NY

James Turk edited this page Mar 28, 2013 · 5 revisions

What we're scraping and why

===================

We're currently using the senate api for:

  * the master list of active bill_id
  * the short bill title

We're currently scraping the senate website for:

  * bill "subjects", which on their site is the law compilation the bill primarily affects.
  * senate committee and floor votes
  * senate sponsor's memoranda
  * committee meetings

We're currently scraping the assembly for:

  * Bill sponsors, actions, and summaries
  * assembly votes
  * assembly sponsors' memoranda
  * version urls
  * assembly events

Senate API issues:

  * Bill actions are sometimes mangled or truncated in "uni bills"
  * Bill action ordering is mangled--an errant date sort occurring in the api somewhere
  * Sponsors are getting mangled on some bills
  * Bills have no session attribute
  * Assembly same-as id's aren't consistently displayed on the on the senate site.

Weirdness Of NY Companion Bills

=======================

NY has "same-as" bills, which are companion bills. It also has "uni bills", which as same-as bills that can only be amended if the amendment passes both houses. In other respects, they're two separate bills though.

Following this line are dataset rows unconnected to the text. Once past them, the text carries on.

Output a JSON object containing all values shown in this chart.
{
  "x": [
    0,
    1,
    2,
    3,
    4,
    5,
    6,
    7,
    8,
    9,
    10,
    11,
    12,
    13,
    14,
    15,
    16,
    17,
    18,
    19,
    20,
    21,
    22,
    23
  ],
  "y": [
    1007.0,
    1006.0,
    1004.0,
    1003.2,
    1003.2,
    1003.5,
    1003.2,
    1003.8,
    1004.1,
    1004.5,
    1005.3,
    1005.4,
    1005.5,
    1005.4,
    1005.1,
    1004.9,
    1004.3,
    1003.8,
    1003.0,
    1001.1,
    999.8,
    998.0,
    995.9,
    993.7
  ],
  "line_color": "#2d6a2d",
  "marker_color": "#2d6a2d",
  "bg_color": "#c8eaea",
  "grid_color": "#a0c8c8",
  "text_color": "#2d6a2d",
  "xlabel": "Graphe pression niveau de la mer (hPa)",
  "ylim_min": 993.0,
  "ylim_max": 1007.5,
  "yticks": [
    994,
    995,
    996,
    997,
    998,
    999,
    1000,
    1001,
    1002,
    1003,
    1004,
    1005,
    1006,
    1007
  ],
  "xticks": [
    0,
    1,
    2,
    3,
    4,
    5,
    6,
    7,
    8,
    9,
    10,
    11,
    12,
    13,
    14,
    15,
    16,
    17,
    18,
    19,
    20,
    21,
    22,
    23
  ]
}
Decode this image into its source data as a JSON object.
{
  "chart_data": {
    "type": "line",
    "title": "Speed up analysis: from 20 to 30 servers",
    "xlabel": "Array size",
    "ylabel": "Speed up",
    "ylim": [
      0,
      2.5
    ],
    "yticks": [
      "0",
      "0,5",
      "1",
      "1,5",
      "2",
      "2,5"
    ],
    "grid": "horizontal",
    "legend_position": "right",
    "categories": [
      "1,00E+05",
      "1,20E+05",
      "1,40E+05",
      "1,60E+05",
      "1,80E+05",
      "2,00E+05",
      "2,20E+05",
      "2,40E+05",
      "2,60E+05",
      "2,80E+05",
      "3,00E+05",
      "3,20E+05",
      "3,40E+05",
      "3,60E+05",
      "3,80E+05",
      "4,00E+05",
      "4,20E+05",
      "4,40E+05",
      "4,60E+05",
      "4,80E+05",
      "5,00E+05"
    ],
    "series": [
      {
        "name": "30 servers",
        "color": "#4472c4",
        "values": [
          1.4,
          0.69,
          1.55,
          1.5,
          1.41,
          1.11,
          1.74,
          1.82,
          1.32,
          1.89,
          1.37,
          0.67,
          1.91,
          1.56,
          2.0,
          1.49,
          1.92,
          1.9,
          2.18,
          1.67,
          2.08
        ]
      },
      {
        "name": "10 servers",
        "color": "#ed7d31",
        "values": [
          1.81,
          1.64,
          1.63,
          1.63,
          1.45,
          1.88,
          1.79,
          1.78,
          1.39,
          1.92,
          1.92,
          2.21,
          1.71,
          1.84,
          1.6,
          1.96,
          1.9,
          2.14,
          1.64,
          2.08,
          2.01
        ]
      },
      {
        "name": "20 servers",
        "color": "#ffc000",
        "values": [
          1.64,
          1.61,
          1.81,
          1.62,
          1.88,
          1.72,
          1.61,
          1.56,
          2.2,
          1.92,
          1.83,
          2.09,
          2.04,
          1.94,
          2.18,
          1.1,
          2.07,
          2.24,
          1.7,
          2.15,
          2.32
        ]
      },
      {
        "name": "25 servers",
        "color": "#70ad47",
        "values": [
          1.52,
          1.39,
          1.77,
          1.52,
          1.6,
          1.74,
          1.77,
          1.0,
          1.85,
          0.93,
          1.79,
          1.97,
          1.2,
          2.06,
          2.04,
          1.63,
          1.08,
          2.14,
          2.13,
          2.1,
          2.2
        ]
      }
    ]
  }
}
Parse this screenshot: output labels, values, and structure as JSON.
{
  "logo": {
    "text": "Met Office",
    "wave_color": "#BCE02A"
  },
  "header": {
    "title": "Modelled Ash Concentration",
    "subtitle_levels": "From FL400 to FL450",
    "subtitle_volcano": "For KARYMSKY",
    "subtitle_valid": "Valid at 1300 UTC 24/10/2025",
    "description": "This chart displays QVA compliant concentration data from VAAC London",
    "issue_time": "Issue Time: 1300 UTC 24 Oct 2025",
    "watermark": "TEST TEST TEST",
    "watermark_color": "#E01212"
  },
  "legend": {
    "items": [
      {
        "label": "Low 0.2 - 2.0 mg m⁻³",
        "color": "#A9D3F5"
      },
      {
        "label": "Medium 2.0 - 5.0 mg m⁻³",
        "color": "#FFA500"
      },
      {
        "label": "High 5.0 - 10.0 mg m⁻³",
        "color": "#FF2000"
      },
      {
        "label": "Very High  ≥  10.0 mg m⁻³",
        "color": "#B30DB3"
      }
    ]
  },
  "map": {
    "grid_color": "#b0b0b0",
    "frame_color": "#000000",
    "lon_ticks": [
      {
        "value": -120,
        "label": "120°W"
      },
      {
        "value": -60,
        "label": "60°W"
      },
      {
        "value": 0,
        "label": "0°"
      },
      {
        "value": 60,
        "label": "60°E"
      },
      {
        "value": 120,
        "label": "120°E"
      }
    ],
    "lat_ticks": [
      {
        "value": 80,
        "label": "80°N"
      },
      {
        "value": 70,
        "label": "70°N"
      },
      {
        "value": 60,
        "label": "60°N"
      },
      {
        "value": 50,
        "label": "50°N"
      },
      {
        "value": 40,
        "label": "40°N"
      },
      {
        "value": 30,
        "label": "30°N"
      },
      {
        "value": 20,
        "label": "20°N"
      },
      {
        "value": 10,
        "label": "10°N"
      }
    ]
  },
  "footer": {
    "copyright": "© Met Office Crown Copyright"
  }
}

Other Vagaries of NY Legislative Info

==============================

The assembly site doesn't publish senate votes. The senate site doesn't publish assembly votes.

So it seems the only way to get all votes for a bill that has a companion is to scrape both, then merge each's votes into the other, but only if the other hasn't been substituted and killed away first. AAAAAAAAARGGH!!